Establishment: It is mainly created by the unequal distribution of ions across the membrane, primarily sodium (Na⁺) and potassium (K⁺). The membrane is more permeable to K⁺ than Na⁺, leading to a net negative charge inside the cell relative to the outside.

Maintenance: The Na⁺/K⁺ pump actively transports 3 Na⁺ ions out of the cell and 2 K⁺ ions into the cell, against their concentration gradients, which helps maintain the resting membrane potential.

3. Concentration Gradients for Sodium and Potassium

Sodium (Na⁺): There is a higher concentration of Na⁺ outside the cell than inside.

Potassium (K⁺): There is a higher concentration of K⁺ inside the cell than outside.

These concentration gradients are maintained by the Na⁺/K⁺ pump, which consumes ATP to move Na⁺ out and K⁺ in.

4. Phases of an Action Potential in Neurons

An action potential consists of several phases:

Resting state: The neuron is at its resting membrane potential of about -70mV.

Depolarization: Sodium channels open, allowing Na⁺ to rush into the cell, making the inside more positive.

Repolarization: Potassium channels open, allowing K⁺ to flow out of the cell, which restores the negative internal charge.

Hyperpolarization: The membrane potential becomes more negative than the resting potential before stabilizing back to -70mV.

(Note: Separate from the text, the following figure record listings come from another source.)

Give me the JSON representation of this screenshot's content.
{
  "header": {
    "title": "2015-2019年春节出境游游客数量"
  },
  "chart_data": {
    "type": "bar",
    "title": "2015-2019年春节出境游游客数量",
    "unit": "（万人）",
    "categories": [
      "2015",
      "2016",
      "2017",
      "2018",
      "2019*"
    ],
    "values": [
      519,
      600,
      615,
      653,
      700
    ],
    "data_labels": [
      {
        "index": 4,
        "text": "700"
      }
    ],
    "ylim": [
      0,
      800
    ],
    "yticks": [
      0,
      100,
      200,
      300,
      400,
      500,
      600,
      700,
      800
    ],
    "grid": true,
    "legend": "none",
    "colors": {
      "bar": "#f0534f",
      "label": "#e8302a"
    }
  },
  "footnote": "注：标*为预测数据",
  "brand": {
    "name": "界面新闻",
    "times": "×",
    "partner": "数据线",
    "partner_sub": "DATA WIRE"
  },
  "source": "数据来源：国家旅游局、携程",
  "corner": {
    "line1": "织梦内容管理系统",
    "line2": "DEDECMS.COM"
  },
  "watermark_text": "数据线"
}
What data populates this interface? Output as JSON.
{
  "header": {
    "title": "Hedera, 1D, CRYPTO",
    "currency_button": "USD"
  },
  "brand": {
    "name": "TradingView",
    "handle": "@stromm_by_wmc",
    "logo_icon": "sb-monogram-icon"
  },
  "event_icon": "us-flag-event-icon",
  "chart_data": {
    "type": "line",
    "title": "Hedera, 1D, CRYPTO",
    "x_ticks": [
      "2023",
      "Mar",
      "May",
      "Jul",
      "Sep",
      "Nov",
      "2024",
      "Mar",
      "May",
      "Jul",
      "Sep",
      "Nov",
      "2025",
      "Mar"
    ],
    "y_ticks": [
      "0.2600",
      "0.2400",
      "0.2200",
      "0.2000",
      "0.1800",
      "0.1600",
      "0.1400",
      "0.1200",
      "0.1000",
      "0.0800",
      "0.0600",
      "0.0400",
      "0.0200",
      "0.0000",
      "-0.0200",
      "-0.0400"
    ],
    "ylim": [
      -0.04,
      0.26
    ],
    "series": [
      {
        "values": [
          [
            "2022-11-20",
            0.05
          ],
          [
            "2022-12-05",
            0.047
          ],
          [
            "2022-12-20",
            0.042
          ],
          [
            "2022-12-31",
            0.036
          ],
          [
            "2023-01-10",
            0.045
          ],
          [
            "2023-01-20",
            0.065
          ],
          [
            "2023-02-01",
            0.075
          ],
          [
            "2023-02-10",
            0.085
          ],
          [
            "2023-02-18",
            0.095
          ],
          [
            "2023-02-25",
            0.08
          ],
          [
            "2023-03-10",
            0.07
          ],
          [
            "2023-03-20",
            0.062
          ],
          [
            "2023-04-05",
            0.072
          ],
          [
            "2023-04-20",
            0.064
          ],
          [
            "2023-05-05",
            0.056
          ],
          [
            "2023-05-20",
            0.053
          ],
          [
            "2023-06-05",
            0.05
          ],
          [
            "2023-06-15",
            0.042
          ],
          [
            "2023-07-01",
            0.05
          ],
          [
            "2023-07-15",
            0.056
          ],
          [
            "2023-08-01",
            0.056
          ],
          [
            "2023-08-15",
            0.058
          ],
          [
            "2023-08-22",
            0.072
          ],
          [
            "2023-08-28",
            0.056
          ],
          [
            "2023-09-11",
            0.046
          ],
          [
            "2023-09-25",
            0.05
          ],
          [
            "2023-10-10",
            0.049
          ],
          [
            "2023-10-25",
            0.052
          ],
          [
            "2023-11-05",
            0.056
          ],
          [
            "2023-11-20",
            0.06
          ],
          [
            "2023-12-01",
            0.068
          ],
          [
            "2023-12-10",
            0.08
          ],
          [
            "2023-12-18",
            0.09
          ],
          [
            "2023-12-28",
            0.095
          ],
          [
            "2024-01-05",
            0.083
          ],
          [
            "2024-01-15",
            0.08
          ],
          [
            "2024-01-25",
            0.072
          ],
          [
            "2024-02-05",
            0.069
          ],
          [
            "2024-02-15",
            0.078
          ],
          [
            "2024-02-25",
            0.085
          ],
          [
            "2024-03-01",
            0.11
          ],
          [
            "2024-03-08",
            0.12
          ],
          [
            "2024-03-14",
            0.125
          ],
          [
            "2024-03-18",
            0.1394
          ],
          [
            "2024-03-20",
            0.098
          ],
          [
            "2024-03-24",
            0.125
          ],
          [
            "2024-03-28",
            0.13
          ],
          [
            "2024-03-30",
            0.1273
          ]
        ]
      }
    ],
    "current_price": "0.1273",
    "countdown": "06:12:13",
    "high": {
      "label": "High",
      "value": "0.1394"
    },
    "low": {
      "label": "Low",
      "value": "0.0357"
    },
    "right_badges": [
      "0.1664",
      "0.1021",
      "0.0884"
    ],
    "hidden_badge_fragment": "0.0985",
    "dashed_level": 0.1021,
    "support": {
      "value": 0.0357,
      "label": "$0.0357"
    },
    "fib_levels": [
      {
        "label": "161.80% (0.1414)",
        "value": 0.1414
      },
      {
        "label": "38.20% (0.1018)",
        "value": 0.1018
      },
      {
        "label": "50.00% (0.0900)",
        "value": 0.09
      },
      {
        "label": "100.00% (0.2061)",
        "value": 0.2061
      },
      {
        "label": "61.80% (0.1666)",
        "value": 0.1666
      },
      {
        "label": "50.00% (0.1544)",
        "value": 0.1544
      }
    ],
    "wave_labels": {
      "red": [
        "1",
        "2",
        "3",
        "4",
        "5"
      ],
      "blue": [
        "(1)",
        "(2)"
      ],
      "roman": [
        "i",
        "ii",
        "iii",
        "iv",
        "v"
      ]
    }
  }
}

5. Ion Channel Movement During Different Phases

Depolarization: Sodium (Na⁺) ions move into the neuron through voltage-gated sodium channels.

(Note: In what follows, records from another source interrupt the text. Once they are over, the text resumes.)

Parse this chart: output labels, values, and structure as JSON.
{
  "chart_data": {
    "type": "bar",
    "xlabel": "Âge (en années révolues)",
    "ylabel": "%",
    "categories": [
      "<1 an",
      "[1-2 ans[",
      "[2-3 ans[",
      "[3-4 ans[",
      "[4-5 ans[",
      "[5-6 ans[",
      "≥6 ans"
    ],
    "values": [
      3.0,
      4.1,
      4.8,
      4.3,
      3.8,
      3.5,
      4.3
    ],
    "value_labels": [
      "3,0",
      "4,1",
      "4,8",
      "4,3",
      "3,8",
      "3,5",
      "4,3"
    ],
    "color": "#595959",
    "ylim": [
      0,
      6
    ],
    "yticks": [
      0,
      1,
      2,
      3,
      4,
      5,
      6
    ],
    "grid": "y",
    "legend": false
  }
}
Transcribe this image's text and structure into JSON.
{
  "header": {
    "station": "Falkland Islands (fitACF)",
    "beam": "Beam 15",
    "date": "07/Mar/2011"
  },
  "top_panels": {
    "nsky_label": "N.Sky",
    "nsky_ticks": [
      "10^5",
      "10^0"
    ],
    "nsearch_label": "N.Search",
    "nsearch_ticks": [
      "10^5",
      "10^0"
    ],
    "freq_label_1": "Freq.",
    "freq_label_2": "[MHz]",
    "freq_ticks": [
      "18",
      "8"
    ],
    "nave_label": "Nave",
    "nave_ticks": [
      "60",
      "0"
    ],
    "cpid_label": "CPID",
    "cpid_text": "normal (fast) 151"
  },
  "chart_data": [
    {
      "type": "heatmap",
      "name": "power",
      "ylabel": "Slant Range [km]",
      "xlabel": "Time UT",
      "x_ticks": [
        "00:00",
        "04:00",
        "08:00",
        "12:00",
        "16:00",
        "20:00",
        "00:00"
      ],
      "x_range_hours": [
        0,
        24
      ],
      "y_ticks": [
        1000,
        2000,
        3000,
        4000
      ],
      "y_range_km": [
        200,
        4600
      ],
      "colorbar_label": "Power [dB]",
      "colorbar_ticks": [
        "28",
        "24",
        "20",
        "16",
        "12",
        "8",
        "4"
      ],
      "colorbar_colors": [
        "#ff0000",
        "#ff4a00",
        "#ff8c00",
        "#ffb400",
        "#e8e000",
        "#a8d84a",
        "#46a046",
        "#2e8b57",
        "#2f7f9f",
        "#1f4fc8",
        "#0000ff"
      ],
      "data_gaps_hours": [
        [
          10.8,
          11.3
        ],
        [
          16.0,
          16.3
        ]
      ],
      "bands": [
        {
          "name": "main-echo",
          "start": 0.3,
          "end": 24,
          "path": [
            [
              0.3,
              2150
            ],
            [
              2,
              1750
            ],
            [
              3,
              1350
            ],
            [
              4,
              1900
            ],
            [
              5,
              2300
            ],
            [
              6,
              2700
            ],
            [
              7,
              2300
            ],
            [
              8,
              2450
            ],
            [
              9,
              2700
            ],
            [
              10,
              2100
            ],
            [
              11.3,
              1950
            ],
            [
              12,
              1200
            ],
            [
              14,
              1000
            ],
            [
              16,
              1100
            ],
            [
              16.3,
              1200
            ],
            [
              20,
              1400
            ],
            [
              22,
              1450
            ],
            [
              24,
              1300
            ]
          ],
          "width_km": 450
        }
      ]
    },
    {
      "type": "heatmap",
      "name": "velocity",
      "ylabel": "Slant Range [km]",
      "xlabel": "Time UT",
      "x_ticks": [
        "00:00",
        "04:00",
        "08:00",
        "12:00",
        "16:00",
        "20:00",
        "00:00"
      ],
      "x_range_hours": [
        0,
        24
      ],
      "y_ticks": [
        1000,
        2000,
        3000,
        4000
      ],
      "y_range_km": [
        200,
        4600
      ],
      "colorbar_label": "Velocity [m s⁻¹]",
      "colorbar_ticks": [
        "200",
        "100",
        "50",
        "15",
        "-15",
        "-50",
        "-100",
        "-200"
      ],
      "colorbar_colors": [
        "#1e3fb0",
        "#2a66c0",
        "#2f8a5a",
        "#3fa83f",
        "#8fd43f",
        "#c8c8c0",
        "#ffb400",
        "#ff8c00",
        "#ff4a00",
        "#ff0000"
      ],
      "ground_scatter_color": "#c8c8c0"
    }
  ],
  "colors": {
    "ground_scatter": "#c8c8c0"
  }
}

Repolarization: Potassium (K⁺) ions move out of the neuron through voltage-gated potassium channels.

6. All or None Principle for Action Potentials

The "all or none" principle means that once the threshold is reached, an action potential will fire at full strength. If the threshold is not reached, no action potential will be generated. The action potential's size and speed do not vary with the stimulus strength; only the frequency of action potentials changes with stronger stimuli.

7. Refractory Period of Action Potentials

Absolute refractory period: During this phase, no new action potential can be initiated, no matter the strength of the stimulus. This is due to the inactivation of sodium channels.

Relative refractory period: A stronger-than-usual stimulus is required to generate another action potential. During this period, some sodium channels are reset, but the membrane potential is still hyperpolarized.

8. Factors That Increase Action Potential Conduction

Two main factors:

Myelination: Myelin sheaths insulate the axon, allowing for faster conduction through saltatory conduction (action potentials jump from node to node).

Axon Diameter: Larger axon diameters provide less resistance to ion flow and thus faster conduction of action potentials.

9. Action Potential Propagation in a Myelinated Axon

In myelinated axons, action potentials propagate faster due to saltatory conduction, where the action potential "jumps" from one node of Ranvier (gaps in myelin) to the next. This speeds up transmission as the depolarization is only required at the nodes, rather than along the entire length of the axon.

10. Compound Action Potential Recorded in the Adductor Pollicis Muscle

A compound action potential (CAP) is the sum of the electrical potentials from many individual nerve fibers within a nerve. In the adductor pollicis muscle, the compound action potential can be recorded to assess the function of the median nerve, which innervates this muscle. The amplitude of the CAP reflects the number of axons that are actively conducting signals.

11. Axon Diameter and Conduction Velocity

Research has shown that larger diameter axons conduct action potentials faster due to reduced resistance to the movement of ions within the axon. This relationship means that axons involved in fast, critical functions (like motor neurons) tend to be thicker. The larger the axon diameter, the faster the action potential travels.